Premier réflexe, le dico : qui nous dit qu'ayatollah est un des titres les plus élevés décerné à un membre du clergé chiite. Contrairement aux autres branches de l'Islam, le clergé chiite est très hiérarchisé. Les ayatollahs en sont les chefs et les docteurs et ils sont considérés comme des experts de l'Islm dans les domaines de la jurisprudence, de l'éthique, de la philosophie ou du mysticisme.
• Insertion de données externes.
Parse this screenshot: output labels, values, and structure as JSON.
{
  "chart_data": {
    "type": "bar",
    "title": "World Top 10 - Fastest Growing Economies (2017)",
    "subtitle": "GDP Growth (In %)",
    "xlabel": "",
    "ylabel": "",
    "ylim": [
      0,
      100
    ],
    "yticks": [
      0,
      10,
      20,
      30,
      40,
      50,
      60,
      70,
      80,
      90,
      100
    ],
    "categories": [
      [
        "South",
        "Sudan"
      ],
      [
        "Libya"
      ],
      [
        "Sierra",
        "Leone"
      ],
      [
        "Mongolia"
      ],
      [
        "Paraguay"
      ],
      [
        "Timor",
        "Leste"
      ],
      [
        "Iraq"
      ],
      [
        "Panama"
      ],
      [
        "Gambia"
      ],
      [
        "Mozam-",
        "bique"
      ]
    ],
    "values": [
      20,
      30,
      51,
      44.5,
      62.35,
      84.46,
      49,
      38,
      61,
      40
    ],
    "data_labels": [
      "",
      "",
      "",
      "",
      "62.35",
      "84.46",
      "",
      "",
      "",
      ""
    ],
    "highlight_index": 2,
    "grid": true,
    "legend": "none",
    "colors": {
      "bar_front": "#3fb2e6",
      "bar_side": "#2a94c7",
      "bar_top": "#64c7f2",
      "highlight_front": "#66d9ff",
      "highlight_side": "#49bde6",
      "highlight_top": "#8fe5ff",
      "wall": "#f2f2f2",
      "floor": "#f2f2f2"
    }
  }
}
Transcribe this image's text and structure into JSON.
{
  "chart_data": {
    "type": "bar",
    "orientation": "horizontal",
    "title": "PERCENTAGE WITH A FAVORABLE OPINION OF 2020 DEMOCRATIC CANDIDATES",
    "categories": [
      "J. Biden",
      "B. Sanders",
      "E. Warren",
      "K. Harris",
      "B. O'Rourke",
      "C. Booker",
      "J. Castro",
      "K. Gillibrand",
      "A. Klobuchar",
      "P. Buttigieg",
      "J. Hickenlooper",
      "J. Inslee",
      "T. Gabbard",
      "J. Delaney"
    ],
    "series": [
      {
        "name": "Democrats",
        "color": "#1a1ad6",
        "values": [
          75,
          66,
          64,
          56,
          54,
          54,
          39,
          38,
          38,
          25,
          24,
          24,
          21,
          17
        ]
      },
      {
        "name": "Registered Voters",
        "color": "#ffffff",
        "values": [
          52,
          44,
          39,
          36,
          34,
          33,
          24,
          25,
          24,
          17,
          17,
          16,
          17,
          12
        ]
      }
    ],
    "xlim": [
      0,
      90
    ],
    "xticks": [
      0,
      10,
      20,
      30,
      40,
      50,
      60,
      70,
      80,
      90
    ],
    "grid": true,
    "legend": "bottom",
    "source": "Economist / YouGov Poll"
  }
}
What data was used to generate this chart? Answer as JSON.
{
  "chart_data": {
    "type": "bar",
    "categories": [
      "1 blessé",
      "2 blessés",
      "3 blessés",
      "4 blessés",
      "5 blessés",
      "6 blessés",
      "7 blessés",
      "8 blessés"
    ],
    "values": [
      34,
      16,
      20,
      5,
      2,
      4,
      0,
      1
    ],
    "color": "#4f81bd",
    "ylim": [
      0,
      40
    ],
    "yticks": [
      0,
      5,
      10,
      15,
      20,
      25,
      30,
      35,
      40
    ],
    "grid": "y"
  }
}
Ils enseignent la plupart du temps dans les écoles islamiques.
Est-ce à dire que, d'après ce magazine, une part non négligeable d'ayatollahs seraient gays et pratiqueraient la polygamie en ayant plusieurs maris voilés ?
Ou bien, on sous-entend qu'un certain nombre de gays fairaient des études islamiques pour devenir ayatollahs (dans le but de vivre avec des garçons voilés ?)
Ou alors, mais je n'ose y croire, Marianne utilise le mot « ayatollah » dans ce sens courant sous nos lattitudes d' « extrémiste islamiste fondamentaliste dangereux terroriste ».
Alors pourquoi l'accoler à gay ?
je suis surement mal informé, car il ne me semble pas avoir jamais rencontré de propagande gay appelant à la conversion ou l'extemination des hétérosexuels, au djihad homosexuel, à l'oppression des femmes, ou lançant des fatwas contre les dégénérés bisexuels qui trahissent la cause.
J'ai dû passer à côté.
Dans un moment fugace de nihilisme depressif, j'ai pensé que Marianne faisait de la surenchère idiomatique pas bien intelligente, mais c'est passé, je vais mieux maintenant, merci.
Il me semble que c'est assez à la mode en ce moment de manipuler les mots et les concepts.
C'est comme ça qu'on voit fleurir de charmantes expressions comme « nazis juifs », « droit-de-l'hommistes liberticides », « laïcards intégristes » ou "usagers pris en otage".
Loin de moi l'idée de cautionner certains agissements du gouvernement israélien dans les territoires palestiniens, les excès de quelques laïcards ou même parfois un certain sectarisme gay, mais cette façon de faire des amalgames malsains me sort par les trous de nez.
voilà !
Bon, la prochaine fois je fais un laïus très engagé contre la guerre dans le monde, celui que j'ai prononcé quand je me suis présenté à l'élection de Miss Moufette-les-Poilons.